Riuscire a decifrare e a dare un senso alle notizie economiche diventa di giorno in giorno un compito sempre più arduo. Solo qualche giorno fa sui mercati si respirava un clima di euforia che sembrava quasi irreale dopo che per molti mesi il collasso del sistema finanziario era stato ritenuto uno degli scenari possibili. L’andamento dei mercati degli ultimissimi giorni ha fatto per il momento sgonfiare gli entusiasmi più accentuati.

Il riassunto delle ultime puntate parte da inizio marzo quando gli effetti delle politiche statali hanno cominciato a manifestarsi sull’economia e il raggiungimento per molti indicatori di minimi difficilmente superabili ha evidenziato la possibilità che il peggio fosse ormai alle spalle. Molti autorevoli e non sospetti commentatori hanno dato forza a questa tesi con dichiarazioni incoraggianti che suffragavano la pubblicazione di dati meno preoccupanti del solito se non in chiaro miglioramento.

L’appuntamento con la pubblicazione dei dati del primo trimestre delle banche americane non è però mai, nemmeno per un secondo, uscito dall’orizzonte degli investitori che anzi lo hanno atteso come prova finale per proclamare ufficialmente l’uscita dalla crisi o dalla sua fase più pericolosa. Goldman Sachs, Jp Morgan, Citigroup, Bank of America (alcune delle principali istituzioni finanziarie del pianeta) hanno tutte senza esclusione conseguito un utile nel primo trimestre, in alcuni casi battendo le attese. Eppure il mercato alla fine è rimasto scettico e lunedì si è assistito a un sonoro tonfo delle borse di qualsiasi latitudine e fuso orario.

Escludendo l’ipotesi della pazzia collettiva e quella un po’ troppo sbrigativa e poco difendibile della presa di beneficio, rimane la convinzione che ci sia ancora qualcosa di troppo importante tra la situazione attuale e la piena ripresa. “Questa cosa” si nasconde nei bilanci delle banche e impedisce di tirare il respiro di sollievo finale. Ognuno dei bilanci delle istituzioni sopracitate è discutibile in una o più parti e nessuno di essi è in grado di diradare i dubbi e le preoccupazioni sulla solidità delle banche che li hanno pubblicati.

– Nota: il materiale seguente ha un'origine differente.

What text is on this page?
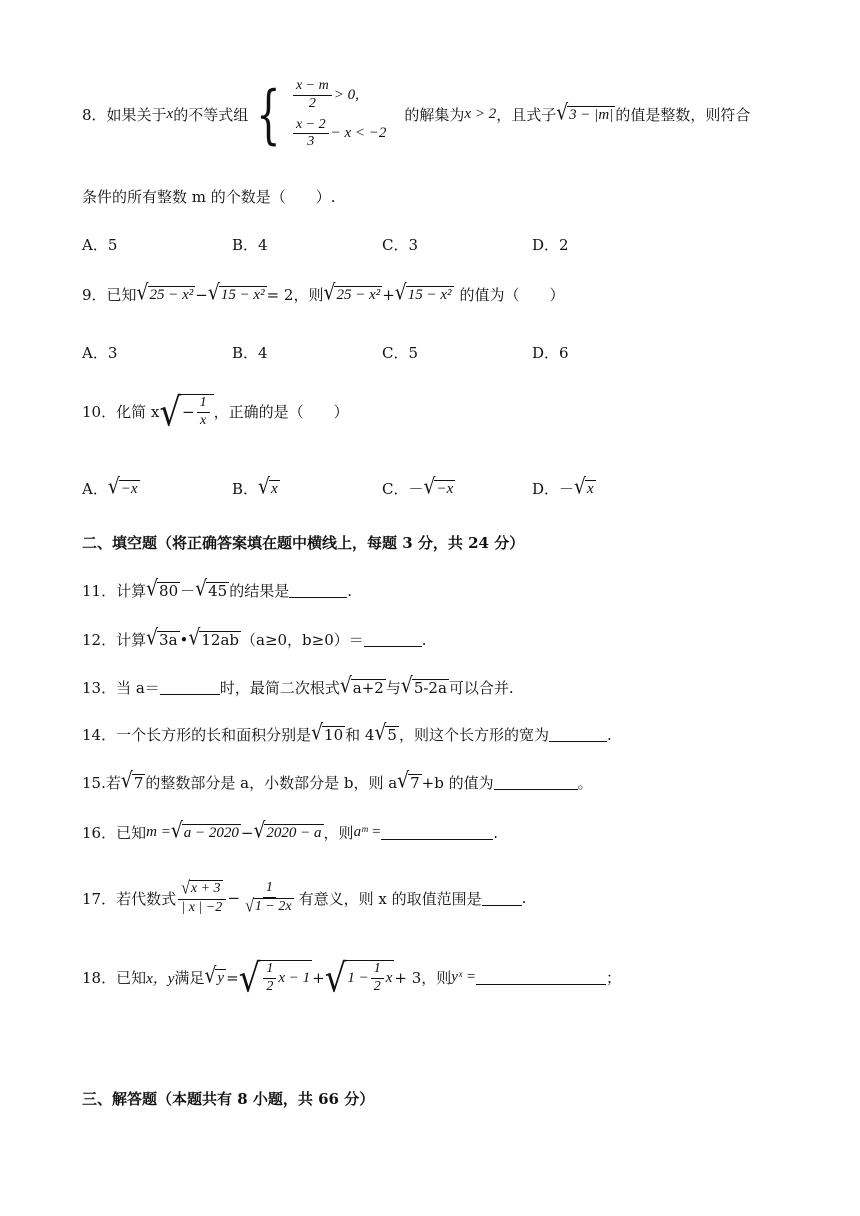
8．如果关于 x 的不等式组 { $\frac{x - m}{2} > 0$,
$\frac{x - 2}{3} - x < -2$
的解集为 x > 2 ，且式子 √ 3 − |m| 的值是整数，则符合
条件的所有整数 m 的个数是（　　）.
A．5	B．4	C．3	D．2
9．已知 √ 25 − x² − √ 15 − x² = 2，则 √ 25 − x² + √ 15 − x² 的值为（　　）
A．3	B．4	C．5	D．6
10．化简 x √ − $\frac{1}{x}$ ，正确的是（　　）
A． √ −x	B． √ x	C． － √ −x	D． － √ x
二、填空题（将正确答案填在题中横线上，每题 3 分，共 24 分）
11．计算 √ 80 － √ 45 的结果是	.
12．计算 √ 3a • √ 12ab （a≥0，b≥0）＝	.
13．当 a＝	时，最简二次根式 √ a+2 与 √ 5-2a 可以合并.
14．一个长方形的长和面积分别是 √ 10 和 4 √ 5 ，则这个长方形的宽为	.
15.若 √ 7 的整数部分是 a，小数部分是 b，则 a √ 7 +b 的值为	。
16．已知 m = √ a − 2020 − √ 2020 − a ，则 aᵐ =	.
17．若代数式 $\frac{√ x + 3}{| x | -2} - \frac{1}{√ 1 - 2x}$ 有意义，则 x 的取值范围是	.
18．已知 x，y 满足 √ y = √ $\frac{1}{2}$ x − 1 + √ $1 - \frac{1}{2}$ x + 3，则 yˣ =	；
三、解答题（本题共有 8 小题，共 66 分）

Miliardi di dollari di attivi di dubbia solidità, insolubili o dalle valutazioni impossibili da ancorare a dati oggettivi, anche in buona fede, rimangono sepolti nei bilanci delle banche che oltre tutto hanno candidamente ammesso, come nel caso di Bank of America, di trovarsi in un ambiente particolarmente difficile in cui le insolvenze stanno sensibilmente aumentando.

La prima settimana di maggio sarà un altro banco di prova terribile in cui saranno comunicati i risultati dello “stress test” sulle principali banche Usa. In sostanza si cercherà di capire quanto e con che danni i bilanci della banche potrebbero essere impattati da un ulteriore peggioramento del contesto macroeconomico. Lo scopo, oltre che meramente conoscitivo, sarebbe quello di mettere in atto preventivamente le misure necessarie per fronteggiare il deterioramento dei requisiti patrimoniali che si manifesterebbe.

Allo stato attuale i rumours sono decisamente contrastanti e vanno da quelli che riferiscono di una situazione quasi completamente sotto controllo a quelli che dipingono scenari apocalittici. Visto il maquillage con cui si è preferito nascondere la parte più tremenda delle esposizioni bancarie è ragionevole pensare che quanto più ci si avvicina alla seconda ipotesi tanto più sarà forte la tentazione di “minimizzare” l’effetto mediatico e le relative conseguenze.

Qualche maggior conforto potrebbe arrivare dalle banche europee, anche se il problema cruciale continuerebbe a essere rappresentato dalla finanza Usa. La cosa migliore per i bilanci bancari sarebbe comunque una ripresa affidabile dell’“economia reale” (ammesso che abbia senso parlarne separatamente da quella finanziaria) sia perché il valore di molti attivi (per esempio mutui) è direttamente correlato alla salute dell’economia, sia perché le banche potrebbero smaltire gli asset tossici lentamente e in modo meno doloroso.

Il punto è però che non è pensabile si possa uscire dalla crisi facilmente e senza ricadute, convinti di poter cancellare con una spugna anni di finanza malata oppure che stravolgimenti finanziari e debiti statali crescenti rimangano senza alcun effetto. I bilanci bancari Usa se letti con un po’ di malizia lo testimoniano chiaramente.